Irmãos se reencontram 50 anos depois: internados lado a lado

Um encontro emocionado dentro de um hospital. Sem saber, dois irmãos – que não se viam há pelo menos 50 anos – ficaram lado a lado em leitos do Hospital Geral do Estado (HGE), em Maceió.
Adolfo e Antônio Teixeira da Silva deram entrada na unidade com problemas semelhantes, no intestino, no início deste mês: um no dia 5 e o outro no dia 12.
Eles ficaram cinco dias na mesma enfermaria, sem nenhuma desconfiança do parentesco. Até que chegou a hora da transferência para outro hospital e os nomes dos dois foram chamados por um funcionário do hospital.
Ele leu os nomes nos prontuários e percebeu os olhares surpresos entre os dois.
“Eles começaram a se olhar aí achei estranho e conferi o nome do pai. Um deles puxou a foto do pai e foi quando tiveram a certeza do parentesco. Eles se abraçaram e choraram. Eu também me emocionei”, disse o auxiliar administrativo José Amorim de Oliveira.
História
Adolfo e Antônio moravam em Arcoverde, Pernambuco, quando Antônio se mudou para trabalhar em Maceió.
O trabalho o fez mudar para outros estados, São Paulo, Rio de Janeiro e Minas Gerais, até que perdeu contato com a família.
“Isso foi na adolescência, quando tinha 14, 15 anos. Fiquei sabendo que ele [Adolfo] tinha família, mas desde então a gente não se viu mais”, afirma Antônio Silva.
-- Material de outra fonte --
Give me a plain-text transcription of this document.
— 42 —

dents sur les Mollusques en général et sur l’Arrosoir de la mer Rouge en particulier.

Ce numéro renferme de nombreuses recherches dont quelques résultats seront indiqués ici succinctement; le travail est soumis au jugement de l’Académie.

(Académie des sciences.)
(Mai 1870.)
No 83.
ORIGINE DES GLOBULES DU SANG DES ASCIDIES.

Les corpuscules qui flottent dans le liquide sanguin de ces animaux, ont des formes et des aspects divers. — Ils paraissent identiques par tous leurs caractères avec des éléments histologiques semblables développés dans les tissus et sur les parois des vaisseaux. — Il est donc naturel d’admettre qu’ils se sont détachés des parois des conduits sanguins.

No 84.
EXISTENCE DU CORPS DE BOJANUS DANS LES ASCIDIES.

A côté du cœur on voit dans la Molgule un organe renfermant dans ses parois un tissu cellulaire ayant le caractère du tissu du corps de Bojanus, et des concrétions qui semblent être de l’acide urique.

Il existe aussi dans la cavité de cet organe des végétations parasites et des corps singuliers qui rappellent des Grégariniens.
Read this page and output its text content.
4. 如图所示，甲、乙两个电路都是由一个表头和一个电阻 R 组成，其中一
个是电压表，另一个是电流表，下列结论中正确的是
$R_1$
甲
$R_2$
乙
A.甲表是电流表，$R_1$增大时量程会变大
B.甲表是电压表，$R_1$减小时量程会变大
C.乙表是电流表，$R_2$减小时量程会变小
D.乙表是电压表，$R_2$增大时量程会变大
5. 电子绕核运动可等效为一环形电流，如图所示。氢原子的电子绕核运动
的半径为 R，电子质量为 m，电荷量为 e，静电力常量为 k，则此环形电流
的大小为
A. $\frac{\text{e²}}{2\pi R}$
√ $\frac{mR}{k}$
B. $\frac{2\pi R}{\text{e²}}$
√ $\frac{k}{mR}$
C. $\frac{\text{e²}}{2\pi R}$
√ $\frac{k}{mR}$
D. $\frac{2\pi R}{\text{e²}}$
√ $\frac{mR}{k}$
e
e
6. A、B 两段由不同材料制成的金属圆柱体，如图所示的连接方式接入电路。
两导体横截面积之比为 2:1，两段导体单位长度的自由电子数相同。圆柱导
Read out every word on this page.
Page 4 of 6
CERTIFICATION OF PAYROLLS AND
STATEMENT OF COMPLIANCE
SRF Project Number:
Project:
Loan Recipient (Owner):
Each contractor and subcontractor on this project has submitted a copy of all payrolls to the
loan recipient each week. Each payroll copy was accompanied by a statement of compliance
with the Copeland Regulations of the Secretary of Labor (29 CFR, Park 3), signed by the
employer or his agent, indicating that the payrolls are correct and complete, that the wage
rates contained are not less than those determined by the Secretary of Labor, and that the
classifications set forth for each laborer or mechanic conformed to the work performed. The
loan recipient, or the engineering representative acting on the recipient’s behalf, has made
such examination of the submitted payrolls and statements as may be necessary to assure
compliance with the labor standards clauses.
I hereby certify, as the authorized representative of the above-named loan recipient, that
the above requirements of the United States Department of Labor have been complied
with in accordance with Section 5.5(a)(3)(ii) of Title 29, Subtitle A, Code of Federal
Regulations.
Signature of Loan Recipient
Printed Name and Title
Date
Cada um seguiu seu rumo.
Anos mais tarde, os dois fixaram residência em Alagoas, mas ainda sem saber do paradeiro um do outro. Cinco décadas de angústias, de buscas sem notícias, mesmo morando em cidades vizinhas nos últimos anos.
Adolfo, hoje com 89 anos, mora em Rio Largo. Antônio, 68, no Jacintinho, em Maceió.
Os irmãos seguem em tratamento no hospital para onde foram transferidos.
Funcionários emocionados
Surpresos e emocionados, os funcionários acompanham de perto a história deles.
“Isso me tocou muito, principalmente pela época que estamos. Época que as famílias se juntam e celebram. Época de muito amor e carinho. Os idosos tendem a somar perdas, aqui eles ganharam a família um do outro”, diz a enfermeira Ivanize Guimarães.
Agradecidos
A emoção do reencontro inusitado ainda não passou.
“Estou muito feliz e agradecido a Deus por isso”, afirma Adolfo da Silva.
Eles agora planejam uma festa em família, quando se recuperarem fisicamente.
“Já conheci sobrinhas, a filha dele e falei com a esposa. Obrigado Deus por esse reencontro”, diz emocionado.